Lecture de paysage depuis le Stromberg

Le point de vue de la butte du Stromberg se trouve à 300 mètres d'altitude, au pied de l'antenne-relais. En direction du sud, il offre un panorama sur l'extrémité nord-orientale du Bassin parisien qui s'étale au-delà de la Moselle coulant 150 mètres en contrebas. Dans cette partie de la Lorraine septentrionale, les premières (et plus anciennes) strates de la couverture mésozoïque (Trias) viennent en effet s'adosser, en discordance, sur les terrains déformés du socle varisque que l'érosion a mis à jour par endroits. Il s'agit alors d'imposants bancs de quartzites lie-de-vin, datés du Devonien, autrefois exploités en carrières à ciel ouvert (voir fiche de Sierck-les-Bains).

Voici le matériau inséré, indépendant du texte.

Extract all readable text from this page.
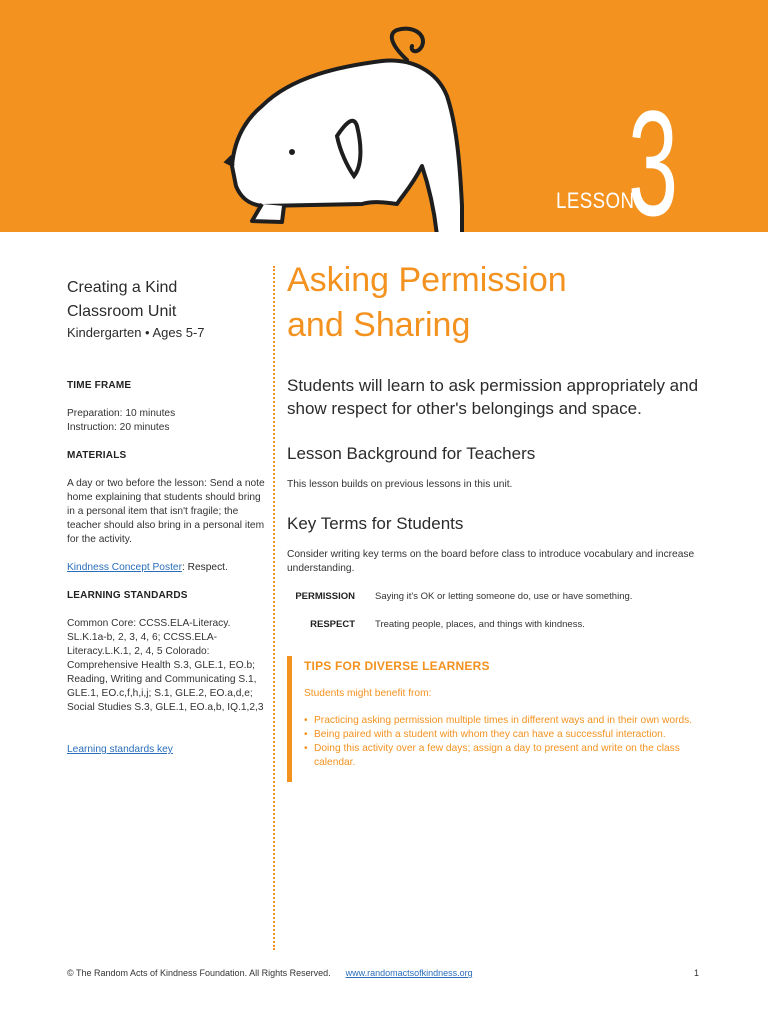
LESSON
3
Creating a Kind
Classroom Unit
Kindergarten • Ages 5-7
TIME FRAME
Preparation: 10 minutes
Instruction: 20 minutes
MATERIALS
A day or two before the lesson: Send a note home explaining that students should bring in a personal item that isn't fragile; the teacher should also bring in a personal item for the activity.
Kindness Concept Poster: Respect.
LEARNING STANDARDS
Common Core: CCSS.ELA-Literacy. SL.K.1a-b, 2, 3, 4, 6; CCSS.ELA-Literacy.L.K.1, 2, 4, 5 Colorado: Comprehensive Health S.3, GLE.1, EO.b; Reading, Writing and Communicating S.1, GLE.1, EO.c,f,h,i,j; S.1, GLE.2, EO.a,d,e; Social Studies S.3, GLE.1, EO.a,b, IQ.1,2,3
Learning standards key
Asking Permission
and Sharing
Students will learn to ask permission appropriately and show respect for other's belongings and space.
Lesson Background for Teachers
This lesson builds on previous lessons in this unit.
Key Terms for Students
Consider writing key terms on the board before class to introduce vocabulary and increase understanding.
PERMISSION Saying it's OK or letting someone do, use or have something.
RESPECT Treating people, places, and things with kindness.
TIPS FOR DIVERSE LEARNERS
Students might benefit from:
• Practicing asking permission multiple times in different ways and in their own words.
• Being paired with a student with whom they can have a successful interaction.
• Doing this activity over a few days; assign a day to present and write on the class calendar.
© The Random Acts of Kindness Foundation. All Rights Reserved. www.randomactsofkindness.org	1
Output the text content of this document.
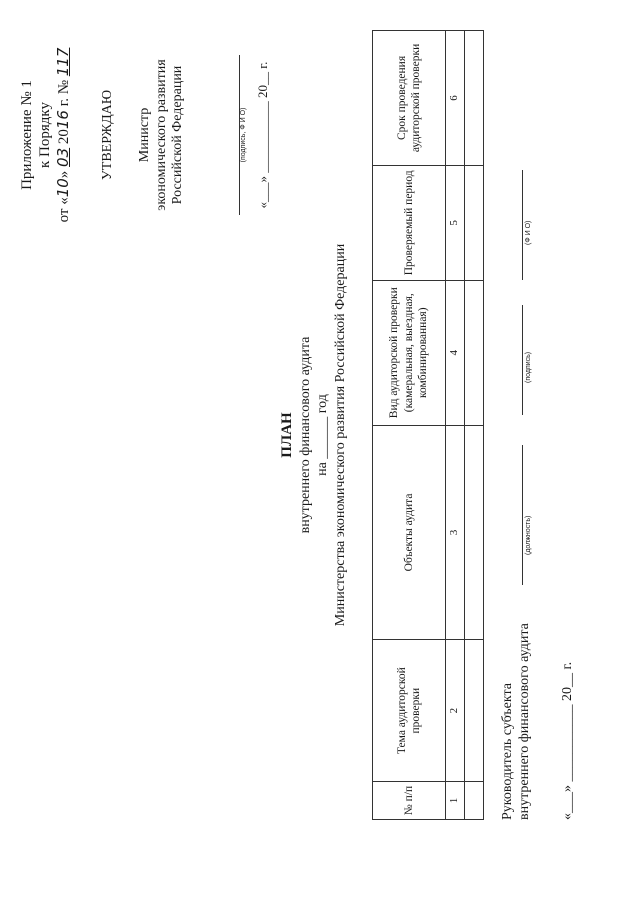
Приложение № 1 к Порядку
от «10» 03 2016 г. № 117
УТВЕРЖДАЮ Министр экономического развития Российской Федерации	(подпись, Ф И О) «___» ___________ 20__ г.
ПЛАН внутреннего финансового аудита на ______ год Министерства экономического развития Российской Федерации
№ п/п	Тема аудиторской проверки	Объекты аудита	Вид аудиторской проверки (камеральная, выездная, комбинированная)	Проверяемый период	Срок проведения аудиторской проверки
1	2	3	4	5	6

Руководитель субъекта внутреннего финансового аудита
(должность)
(подпись)
(Ф И О)
«___» ___________ 20__ г.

Comme partout ailleurs dans le Bassin parisien, la structure monoclinale des terrains du sous-sol et l'alternance d'unités lithologiques plus ou moins résistantes à l'érosion se manifestent par un relief de côtes en surface. Les fronts de côtes, dégagés par l'érosion et généralement tournés vers l'est, mettent en relief les terrains plus résistants (calcaires, grès, dolomies...). La surface structurale ou d'érosion des strates sommitales définit le revers de côte ou plateau qui descend en pente douce vers le pied de la côte suivante. Entre deux côtes, s'insère une plaine marneuse ou argileuse déprimée [1].

Dans ce contexte orographique, les rivières empruntent tantôt un cours orthoclinal globalement sud-nord en longeant les côtes (ex. : cours de la la Moselle suivant le tracé de la Côte de Moselle au-delà de Nancy), tantôt un cours cataclinal  perçant un front de côte d'est en ouest , ou encore un cours anaclinal traversant le front de côte, d'ouest en est (en sens opposé au pendage des couches)[1].

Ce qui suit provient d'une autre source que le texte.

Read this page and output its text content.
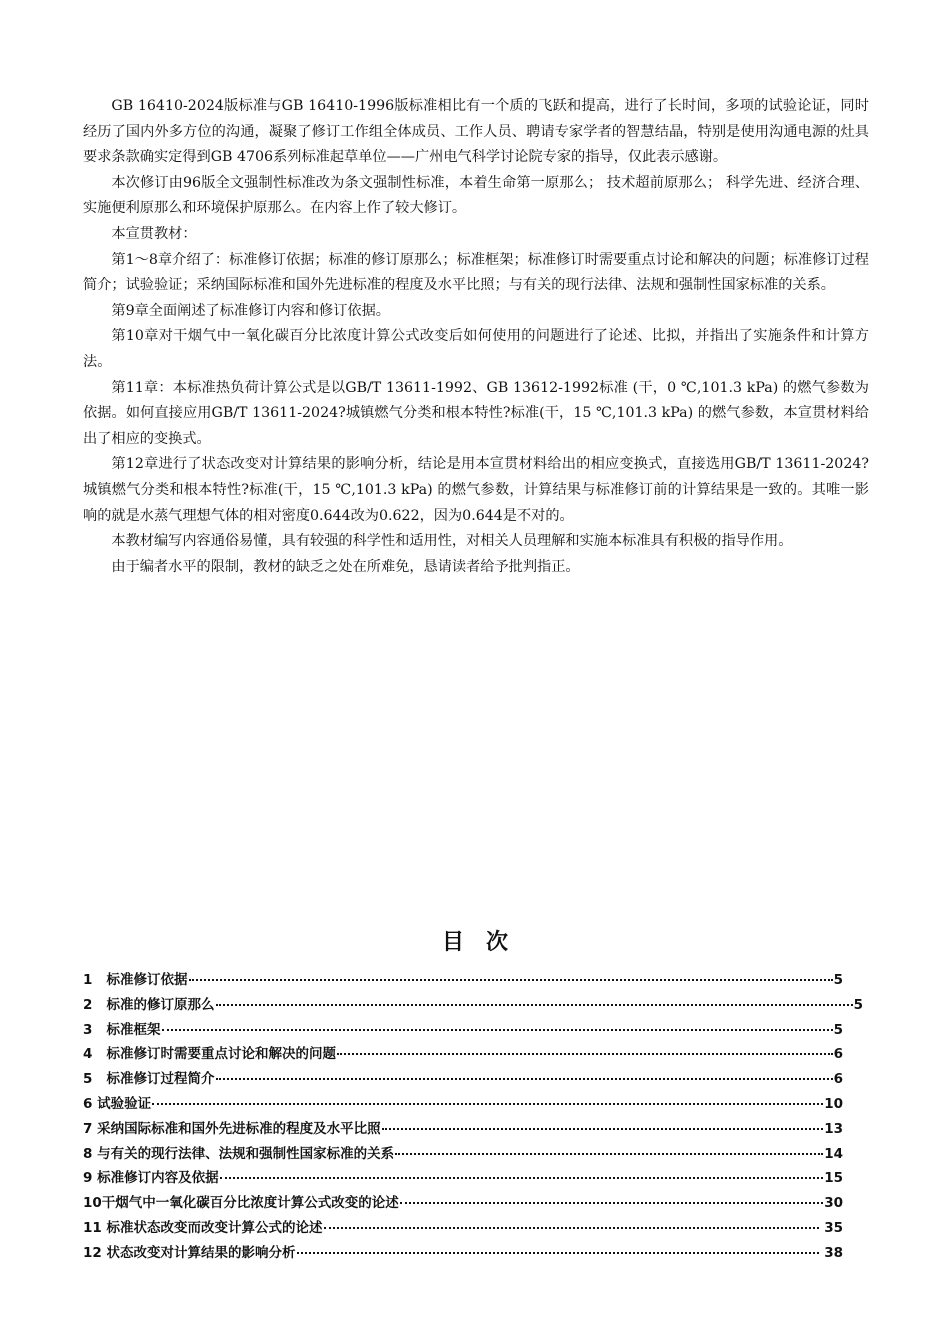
GB 16410-2024版标准与GB 16410-1996版标准相比有一个质的飞跃和提高，进行了长时间，多项的试验论证，同时经历了国内外多方位的沟通，凝聚了修订工作组全体成员、工作人员、聘请专家学者的智慧结晶，特别是使用沟通电源的灶具要求条款确实定得到GB 4706系列标准起草单位——广州电气科学讨论院专家的指导，仅此表示感谢。

本次修订由96版全文强制性标准改为条文强制性标准，本着生命第一原那么； 技术超前原那么； 科学先进、经济合理、实施便利原那么和环境保护原那么。在内容上作了较大修订。

本宣贯教材：

第1～8章介绍了：标准修订依据；标准的修订原那么；标准框架；标准修订时需要重点讨论和解决的问题；标准修订过程简介；试验验证；采纳国际标准和国外先进标准的程度及水平比照；与有关的现行法律、法规和强制性国家标准的关系。

第9章全面阐述了标准修订内容和修订依据。

第10章对干烟气中一氧化碳百分比浓度计算公式改变后如何使用的问题进行了论述、比拟，并指出了实施条件和计算方法。

第11章：本标准热负荷计算公式是以GB/T 13611-1992、GB 13612-1992标准 (干，0 ℃,101.3 kPa) 的燃气参数为依据。如何直接应用GB/T 13611-2024?城镇燃气分类和根本特性?标准(干，15 ℃,101.3 kPa) 的燃气参数，本宣贯材料给出了相应的变换式。

第12章进行了状态改变对计算结果的影响分析，结论是用本宣贯材料给出的相应变换式，直接选用GB/T 13611-2024?城镇燃气分类和根本特性?标准(干，15 ℃,101.3 kPa) 的燃气参数，计算结果与标准修订前的计算结果是一致的。其唯一影响的就是水蒸气理想气体的相对密度0.644改为0.622，因为0.644是不对的。

本教材编写内容通俗易懂，具有较强的科学性和适用性，对相关人员理解和实施本标准具有积极的指导作用。

由于编者水平的限制，教材的缺乏之处在所难免，恳请读者给予批判指正。

目次
1 标准修订依据	5
2 标准的修订原那么	5
3 标准框架	5
4 标准修订时需要重点讨论和解决的问题	6
5 标准修订过程简介	6
6 试验验证	10
7 采纳国际标准和国外先进标准的程度及水平比照	13
8 与有关的现行法律、法规和强制性国家标准的关系	14
9 标准修订内容及依据	15
10 干烟气中一氧化碳百分比浓度计算公式改变的论述	30
11 标准状态改变而改变计算公式的论述	35
12 状态改变对计算结果的影响分析	38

Les buttes-témoins constituent d'autres éléments récurrents du relief de côte : elles se situent en avant des côtes, vers l'est, et témoignent de l'extension passée du front de côte. La butte du Stromberg est un exemple de butte-témoin isolée à l'ouest de sa côte de rattachement - la Côte de Lorraine - par la Moselle (fig.3). Sa position inhabituelle à l'ouest, par rapport au front de côte, est liée à un contexte géostructural particulier : la couverture sédimentaire mésozoïque dans le secteur de Sierck-les-Bains est traversée par une série d'accidents cassants, orientés NE-NNE (fig.3).

Les composantes de la tectonique de cette partie septentrionale de la Lorraine s'inscrivent dans le cadre de l'histoire géologique du NE du Bassin parisien : la faille d'Illange-Kœnigsmacker (fig.3) appartient à un système de fractures majeures orientées NE-SO (failles de Metz, d'Hettange...), héritées de l'orogenèse varisque (ou hercynienne) du Carbonifère et affectant le socle pré-mésozoïque. Ces failles ont vraisemblablement rejoué dès le Trias (Keuper) dans un contexte distensif post-orogénique et synsédimentaire. Un deuxième épisode de rejeu en tectonique distensive, plus récent, synchrone de l'ouverture du Fossé rhénan à l'Oligocène (Tertiaire) et inhérent au cycle alpin, occasionne des rejets importants de ces accidents anciens (jusqu'à 400-500m par endroits pour la faille d'Illange-K.). Bordé par la faille d'Hettange (à l'ouest) et celle d'Illange-Kœenigsmacker (à l'est), le fossé tectonique de Thionville, dans lequel coule la Moselle jusqu'aux abords de Sierck-les-Bains, naît à cette époque [2].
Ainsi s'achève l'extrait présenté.